Wednesday, April 1, 2009

Fear

I'm tired. I'm think I'm tired because I'm always afraid and being afraid while appearing indifferent takes even more energy than just riding the wave of afraid. I'm very good at it but it still takes energy. BS has got me thinking which I appreciate, trying to identify the common themes between emotions of my formative years and my present malcontent. I feel I am skirting the edges of yet another epiphany. Not sure the newest epiphany, when it comes, will be worth anything, i.e. bring about a dramatic change in the way I move about life but I do think BS might be on to something. I've understood that my upbringing has made me who I am, it has made everyone who they are to some extent. But for all my introspection, moody self-absorbed posting, and confidence in my sometimes painful self-awareness, I think I'm finally getting a new way to consider old problems. I won't be cured of being me but I may make better decisions if I better understood the push-pull anxiety and emptiness of the jobs I've chosen and their relationship to the dynamic between my father and I growing up. I don't think it will drive me to seek a new career, rather, my hope is to approach the work with a lighter hand, heart, and mind. I love to daydream of a career in writing but a good statistician would tell you I'm more likely to work to a pensioner's age and if I'm lucky, live off my savings until life takes its natural course.
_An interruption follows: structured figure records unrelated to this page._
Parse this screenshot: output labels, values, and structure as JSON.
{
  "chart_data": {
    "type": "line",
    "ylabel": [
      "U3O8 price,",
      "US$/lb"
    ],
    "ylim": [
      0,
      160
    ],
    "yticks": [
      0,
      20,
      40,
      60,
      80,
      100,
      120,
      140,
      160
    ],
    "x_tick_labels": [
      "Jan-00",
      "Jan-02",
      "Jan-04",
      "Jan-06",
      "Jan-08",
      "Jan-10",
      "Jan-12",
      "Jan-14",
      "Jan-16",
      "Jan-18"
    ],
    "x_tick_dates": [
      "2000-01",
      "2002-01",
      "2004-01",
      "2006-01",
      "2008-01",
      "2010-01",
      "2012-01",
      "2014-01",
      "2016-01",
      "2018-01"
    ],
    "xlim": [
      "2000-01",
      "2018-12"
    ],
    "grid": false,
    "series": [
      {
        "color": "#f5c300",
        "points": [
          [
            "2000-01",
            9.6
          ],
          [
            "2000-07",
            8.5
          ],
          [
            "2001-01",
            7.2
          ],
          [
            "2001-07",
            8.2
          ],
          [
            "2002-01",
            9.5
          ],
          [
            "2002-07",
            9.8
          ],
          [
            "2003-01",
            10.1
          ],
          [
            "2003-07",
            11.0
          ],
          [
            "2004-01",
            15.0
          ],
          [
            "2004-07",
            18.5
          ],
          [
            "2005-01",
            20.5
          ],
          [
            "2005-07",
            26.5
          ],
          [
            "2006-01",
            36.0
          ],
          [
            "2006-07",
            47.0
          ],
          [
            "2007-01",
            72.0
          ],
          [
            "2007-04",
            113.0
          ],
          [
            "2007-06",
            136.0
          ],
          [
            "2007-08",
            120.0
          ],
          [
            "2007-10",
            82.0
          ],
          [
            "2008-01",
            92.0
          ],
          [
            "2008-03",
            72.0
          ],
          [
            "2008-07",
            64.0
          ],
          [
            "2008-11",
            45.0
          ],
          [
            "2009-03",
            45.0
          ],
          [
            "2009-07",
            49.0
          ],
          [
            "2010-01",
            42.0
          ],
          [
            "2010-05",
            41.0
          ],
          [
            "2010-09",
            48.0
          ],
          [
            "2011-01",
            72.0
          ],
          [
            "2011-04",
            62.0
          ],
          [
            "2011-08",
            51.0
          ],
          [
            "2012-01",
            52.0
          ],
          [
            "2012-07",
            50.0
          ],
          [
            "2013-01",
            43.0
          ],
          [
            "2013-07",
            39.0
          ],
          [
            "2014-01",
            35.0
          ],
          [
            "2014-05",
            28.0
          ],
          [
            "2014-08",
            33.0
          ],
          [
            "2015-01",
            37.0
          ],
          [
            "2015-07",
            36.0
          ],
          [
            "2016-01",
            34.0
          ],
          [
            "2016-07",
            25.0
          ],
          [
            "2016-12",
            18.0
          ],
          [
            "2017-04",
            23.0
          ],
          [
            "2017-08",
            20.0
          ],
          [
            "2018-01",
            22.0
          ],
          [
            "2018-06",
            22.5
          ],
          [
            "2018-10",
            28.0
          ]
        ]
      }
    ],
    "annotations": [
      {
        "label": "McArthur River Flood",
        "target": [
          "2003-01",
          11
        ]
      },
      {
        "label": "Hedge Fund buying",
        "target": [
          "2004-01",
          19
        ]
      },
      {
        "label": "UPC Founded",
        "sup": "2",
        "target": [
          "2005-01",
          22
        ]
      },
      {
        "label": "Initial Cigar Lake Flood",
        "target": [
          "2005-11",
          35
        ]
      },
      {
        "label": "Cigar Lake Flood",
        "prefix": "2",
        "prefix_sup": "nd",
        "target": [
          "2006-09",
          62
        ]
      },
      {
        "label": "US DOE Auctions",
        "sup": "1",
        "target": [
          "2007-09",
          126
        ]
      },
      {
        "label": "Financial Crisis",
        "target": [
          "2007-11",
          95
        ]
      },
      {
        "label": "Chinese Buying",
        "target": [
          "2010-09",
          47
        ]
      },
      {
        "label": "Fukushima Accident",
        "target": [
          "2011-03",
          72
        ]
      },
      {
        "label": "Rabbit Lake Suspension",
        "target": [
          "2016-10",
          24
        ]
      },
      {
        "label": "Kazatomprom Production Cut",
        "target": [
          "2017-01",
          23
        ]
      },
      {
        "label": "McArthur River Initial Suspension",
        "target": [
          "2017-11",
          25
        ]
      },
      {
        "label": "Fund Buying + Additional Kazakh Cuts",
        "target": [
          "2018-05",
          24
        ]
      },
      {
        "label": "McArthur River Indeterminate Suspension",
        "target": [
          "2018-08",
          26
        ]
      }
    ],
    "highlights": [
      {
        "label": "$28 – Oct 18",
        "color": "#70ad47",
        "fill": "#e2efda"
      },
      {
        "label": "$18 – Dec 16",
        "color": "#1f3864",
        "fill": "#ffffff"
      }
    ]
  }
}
I will remain famous in very small circles for things I did when I was 2, for the fender bender I had when I was 18, for 101 stupid things I've said or done in the presence of witnesses, and for several less than 101 nice things I did for friends or strangers. I'm happy I will leave this earth one day with a prominent 2 inch scar on my bicep; courtesy of the dog, a strange bump on my right thumb, suggestive of a past mangling; courtesy of a dog, a series of small burn scars on my right arm; one from a ridiculous straightening comb incident, the other from a spent M-16 shell casing, and all other manner of evidence of good stories in the roughs and tumbles of living.